Щелкачов и другой молодой лагерник тоже постарались присесть так, чтоб и Эйхманису не загораживать вид на воду, и красноармейцев своей близостью к начальству не раздражать.
Время от времени Артём на правах непонятно кого брал со скатерти кусок колбасы, огурец, ломоть хлеба – и передавал кое-что Мите.
Митя делился с товарищем, и они очень медленно, молча жевали.
К алкоголю Артём был устойчив; если его и пьянило что-то – так это восхитительная бредовость самой ситуации.
Ужасно хотелось, чтоб это увидели все. И Артём мысленно перечислял, кто эти все: Афанасьев… Бурцев… Сивцев… казак Лажечников, если он не помер… Мезерницкий… Моисей Соломонович… чеченцы и блатные… Граков, конечно. Кучерава и Крапин… доктор Али! И эта сука Галина тоже…
Почему-то не хотелось, чтобы свидетелями происходящего стали Осип и Борис Лукьянович, – но Артём не стал размышлять на эту тему и просто мысленно удалил названных из числа свидетелей пиршества.
Под вопросом оставался также Василий Петрович, и Артём в своих блаженных размышлениях то сажал его напротив, то убирал прочь.
Пожалуй, впервые за всё время своего срока Артём был по-настоящему счастлив. И это солнце ещё, прямо в глаза. И весь пропах копчёной колбасой – ею он, стараясь не отдавать себе в этом отчёт, не спешил угощать Щелкачова и лакомился сам, млея от натурального наслаждения.

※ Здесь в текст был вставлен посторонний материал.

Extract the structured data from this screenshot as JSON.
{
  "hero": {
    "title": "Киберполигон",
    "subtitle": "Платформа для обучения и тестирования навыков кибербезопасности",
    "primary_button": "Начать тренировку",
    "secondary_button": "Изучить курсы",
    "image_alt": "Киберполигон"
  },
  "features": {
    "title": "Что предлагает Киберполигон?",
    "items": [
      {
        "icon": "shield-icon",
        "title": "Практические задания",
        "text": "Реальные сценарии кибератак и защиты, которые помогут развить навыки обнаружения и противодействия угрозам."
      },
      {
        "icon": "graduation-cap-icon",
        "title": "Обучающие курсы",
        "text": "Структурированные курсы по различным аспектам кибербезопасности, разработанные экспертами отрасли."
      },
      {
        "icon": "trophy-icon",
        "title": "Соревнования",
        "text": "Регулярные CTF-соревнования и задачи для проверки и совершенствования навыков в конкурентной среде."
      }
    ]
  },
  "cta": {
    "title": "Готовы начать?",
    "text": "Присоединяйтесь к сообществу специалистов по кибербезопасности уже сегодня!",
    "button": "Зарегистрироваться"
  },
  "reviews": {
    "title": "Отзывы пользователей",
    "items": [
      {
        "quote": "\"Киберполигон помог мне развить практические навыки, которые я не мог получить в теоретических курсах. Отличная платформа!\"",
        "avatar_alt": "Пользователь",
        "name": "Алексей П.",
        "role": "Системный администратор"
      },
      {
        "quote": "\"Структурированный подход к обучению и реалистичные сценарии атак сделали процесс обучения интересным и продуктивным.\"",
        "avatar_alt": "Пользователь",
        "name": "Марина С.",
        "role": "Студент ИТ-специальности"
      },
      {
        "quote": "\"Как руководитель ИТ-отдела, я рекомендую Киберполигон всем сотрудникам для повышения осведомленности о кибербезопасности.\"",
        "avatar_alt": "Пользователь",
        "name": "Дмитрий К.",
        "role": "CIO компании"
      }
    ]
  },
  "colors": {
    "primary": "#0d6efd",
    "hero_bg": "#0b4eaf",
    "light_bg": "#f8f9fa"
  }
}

Красноармейцам, кроме всего прочего, тоже, видимо, хотелось колбасы – но не будешь же пред Эйхманисом ходить туда-сюда и побирушничать со скатерти: взяли себе по яичку и рыбине – и будьте довольны, товарищи бойцы.
Сам Эйхманис ел мало, водку закусывал то укропом, то петрушкой – и, щурясь на солнце, говорил:
– Монастырь: 509 трёхаршинных сажен по кругу, высота девять метров, ширина – шесть. Восемь башен. Твердь!.. Монах-зодчий сделал каменные ниши в городской стене и внутри башен: сначала их хотели приспособить под погреба для пороха и снарядов, но раздумали и сделали по-другому. Эти ниши предназначались узникам! Ниша: два аршина в длину и три в ширину. Каменная скамейка – и всё. Спать – полусогнутым! Окошко – три рамы и две решётки. Вечный полумрак. Ещё и цепью к стене… Дарственные манифесты на соловецких сидельцев не распространялись: никаких амнистий!.. Переписка с родными была запрещена! Сроки были такие – “навечно”, “впредь до исправления” и “до кончины живота его никуда и неисходно”. А? Никуда и неисходно!
Эйхманис дожевал петрушку вместе со стебельком и цыкнул зубом.
– А ещё земляные тюрьмы! – негромко и внятно говорил он, обращаясь к Артёму, хотя Артём чувствовал, что Митя Щелкачов, сидящий позади него, тоже слушает изо всех сил. – Знаешь, как они выглядели? Потолок – это пол крыльца. В потолке щель – для подачи еды. Расстригу Ивана Буяновского посадили в 1722 году – Пётр посадил, – а в 1751-м он всё ещё сидел! Под себя ходил тридцать лет! Крысы отъели ухо! Караульщик пожалел, передал Буяновскому палку – отбиваться от крыс, – так караульщика били плетьми!.. Земляная тюрьма, огромная, как тогда писали: “престрашная, вовсе глухая”, – имелась в северо-западном углу под Корожанской башней. Под выходным крыльцом Успенской церкви – Салтыкова тюрьма. Ещё одна яма в земле – в Головленковской башне, у Архангельских ворот. Келарская тюрьма – под келарской службой. Преображенская – под Преображенским собором… Кормили как? Вода, хлеб, изредка щи и квас. Настаивали при этом: “Рыбы не давать никогда!”